Hello, I'd like to help you with your question.
It sounds like your partner might have been hurt so much from his childhood that he has adapted harmful behavior. Sometimes when a person is abused or neglected as a child, they cannot get the attention and love they need. In order to cope with the overwhelming environment they live in, they develop manipulative ways to get the attention they need. As they grow up, they continue these harmful behaviors and are not aware they are hurting anyone.
It sounds like your partner might have a personality disorder, maybe anti social personality disorder. If he is pathological liar, knows it yet won't change, and is also sneaky in his behavior, he may have this disorder.
People who have a personality disorder often lack the insight to understand that their behavior is harmful. They tend to blame others for what occurs rather than see that they are acting out.

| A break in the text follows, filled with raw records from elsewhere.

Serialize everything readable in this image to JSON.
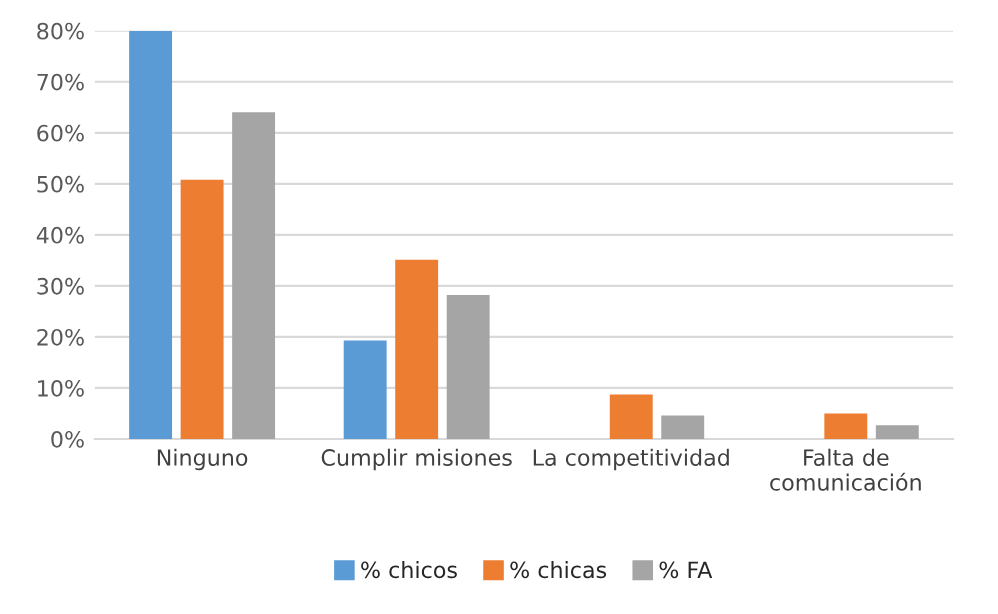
{
  "chart_data": {
    "type": "bar",
    "categories": [
      "Ninguno",
      "Cumplir misiones",
      "La competitividad",
      "Falta de\ncomunicación"
    ],
    "series": [
      {
        "name": "% chicos",
        "color": "#5b9bd5",
        "values": [
          80,
          19.3,
          null,
          null
        ]
      },
      {
        "name": "% chicas",
        "color": "#ed7d31",
        "values": [
          50.8,
          35.1,
          8.7,
          5.0
        ]
      },
      {
        "name": "% FA",
        "color": "#a5a5a5",
        "values": [
          64,
          28.2,
          4.6,
          2.7
        ]
      }
    ],
    "ylim": [
      0,
      80
    ],
    "yticks": [
      {
        "value": 0,
        "label": "0%"
      },
      {
        "value": 10,
        "label": "10%"
      },
      {
        "value": 20,
        "label": "20%"
      },
      {
        "value": 30,
        "label": "30%"
      },
      {
        "value": 40,
        "label": "40%"
      },
      {
        "value": 50,
        "label": "50%"
      },
      {
        "value": 60,
        "label": "60%"
      },
      {
        "value": 70,
        "label": "70%"
      },
      {
        "value": 80,
        "label": "80%"
      }
    ],
    "grid": "y",
    "legend": "bottom"
  }
}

If your partner is talking to a counselor but it is not helping, it could be that he may need to see another one. Sometimes, it takes a few tries before you can find a counselor that helps. Suggest that he try to work with someone else. It could be also that he is resisting therapy or being manipulative in his sessions, refusing to change. In that case, you may need to choose how you want to react since he most likely will not change. Asking him to move out is a good choice. It allows him to see that there are boundaries to his behavior with you and that you will not tolerate his actions.
You may also want to talk to a counselor yourself. Dealing with someone who carries a lot of hurt into a relationship and causes difficulties can be very hard to cope with. Talking to someone for support and to help you decide what you want to do about this situation can help.